Entscheidungsstichwort (Thema)
Unterhaltsverfahren: Einstweilige Einstellung der Vollstreckung im Beschwerderechtszug
Leitsatz (amtlich)
1. Für die Einstellung der Vollstreckung von Unterhaltsrückständen reicht die Darlegung des endgültigen Verlustes an den nach Verbrauch zur Rückerstattung unfähigen Gläubiger aus, um einen nicht zu ersetzenden Nachteil geltend zu machen (vgl. Senat FamRZ 2015, 1741 m.w.N.).
2. Für die Einstellung der Vollstreckung laufenden Unterhalts reicht die Darlegung des endgültigen Verlustes an den nach Verbrauch zur Rückerstattung unfähigen Gläubiger nicht aus, um einen nicht zu ersetzenden Nachteil geltend zu machen (vgl. Senat FamRZ 2015, 1741 m.w.N.).

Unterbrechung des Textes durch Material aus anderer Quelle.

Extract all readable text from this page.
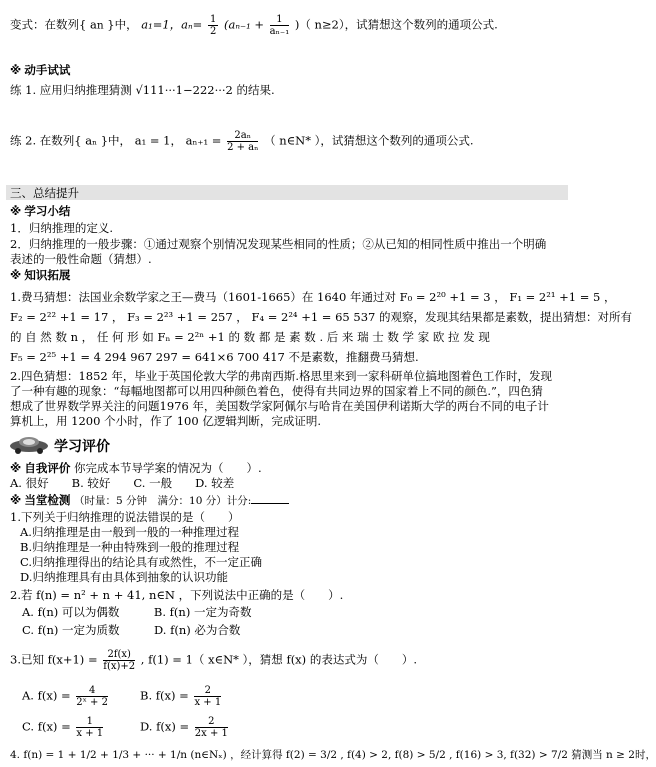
变式：在数列{ an }中， a₁=1，$a_n= \frac{1}{2} (a_{n-1} + \frac{1}{\text{aₙ₋₁}}$ )（ n≥2），试猜想这个数列的通项公式.
※ 动手试试
练 1. 应用归纳推理猜测 √111···1−222···2 的结果.
练 2. 在数列{ aₙ }中， a₁ = 1， $a_{n+1} = \frac{\text{2aₙ}}{\text{2 + aₙ}}$ （ n∈N* ），试猜想这个数列的通项公式.
三、总结提升
※ 学习小结
1．归纳推理的定义.
2．归纳推理的一般步骤：①通过观察个别情况发现某些相同的性质；②从已知的相同性质中推出一个明确
表述的一般性命题（猜想）.
※ 知识拓展
1.费马猜想：法国业余数学家之王—费马（1601-1665）在 1640 年通过对 F₀ = 2²⁰ +1 = 3 ， F₁ = 2²¹ +1 = 5 ，
F₂ = 2²² +1 = 17 ， F₃ = 2²³ +1 = 257 ， F₄ = 2²⁴ +1 = 65 537 的观察，发现其结果都是素数，提出猜想：对所有
的 自 然 数 n ， 任 何 形 如 Fₙ = 2²ⁿ +1 的 数 都 是 素 数 . 后 来 瑞 士 数 学 家 欧 拉 发 现
F₅ = 2²⁵ +1 = 4 294 967 297 = 641×6 700 417 不是素数，推翻费马猜想.
2.四色猜想：1852 年，毕业于英国伦敦大学的弗南西斯.格思里来到一家科研单位搞地图着色工作时，发现
了一种有趣的现象：“每幅地图都可以用四种颜色着色，使得有共同边界的国家着上不同的颜色.”，四色猜
想成了世界数学界关注的问题1976 年，美国数学家阿佩尔与哈肯在美国伊利诺斯大学的两台不同的电子计
算机上，用 1200 个小时，作了 100 亿逻辑判断，完成证明.
学习评价
※ 自我评价 你完成本节导学案的情况为（　　）.
A. 很好　　B. 较好　　C. 一般　　D. 较差
※ 当堂检测 （时量：5 分钟　满分：10 分）计分:
1.下列关于归纳推理的说法错误的是（　　）
A.归纳推理是由一般到一般的一种推理过程
B.归纳推理是一种由特殊到一般的推理过程
C.归纳推理得出的结论具有或然性，不一定正确
D.归纳推理具有由具体到抽象的认识功能
2.若 f(n) = n² + n + 41, n∈N ，下列说法中正确的是（　　）.
A. f(n) 可以为偶数　　　B. f(n) 一定为奇数
C. f(n) 一定为质数　　　D. f(n) 必为合数
3.已知 $f(x+1) = \frac{2f(x)}{f(x)+2}$ , f(1) = 1（ x∈N* ），猜想 f(x) 的表达式为（　　）.
A. $f(x) = \frac{4}{\text{2ˣ + 2}}$	B. $f(x) = \frac{2}{x + 1}$
C. $f(x) = \frac{1}{x + 1}$	D. $f(x) = \frac{2}{2x + 1}$
4. f(n) = 1 + 1/2 + 1/3 + ··· + 1/n (n∈Nₓ) ，经计算得 f(2) = 3/2 , f(4) > 2, f(8) > 5/2 , f(16) > 3, f(32) > 7/2 猜测当 n ≥ 2时，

3. Eine Einstellung der Vollstreckung von Unterhaltsforderungen gegen Sicherheitsleistung kommt nicht in Betracht (vgl. Senat FamRZ 2015, 1741 m.w.N.).
Verfahrensgang
AG Eisenhüttenstadt (Aktenzeichen 7 F 65/17) |
Tenor
Unter Abweisung des weitergehenden Einstellungsantrages des Antragsgegners wird die Zwangsvollstreckung aus dem Beschluss des Amtsgerichts Eisenhüttenstadt vom 20.03.2019 einstweilen eingestellt,
soweit der Antragsgegner verpflichtet worden ist, an die Antragstellerin rückständigen Unterhalt in Höhe von 1.593 EUR zu zahlen, sowie in Ansehung derjenigen Unterhaltsforderungen, die früher als am letzten Fälligkeitstermin vor Stellung des Vollstreckungsantrages fällig geworden sind.
Gründe
1. Der beschwerdeführende Antragsgegner erbittet die Einstellung der Vollstreckung des angefochtenen Beschlusses des Amtsgerichts über Kindesunterhalt, hilfsweise gegen Sicherheitsleistung. Die Antragstellerin, seine Tochter, vollstrecke den Beschluss und sei im Falle seines Obsiegens zur Rückzahlung der vollstreckten Beträge voraussichtlich außerstande, was einen nicht zu ersetzenden Nachteil darstelle.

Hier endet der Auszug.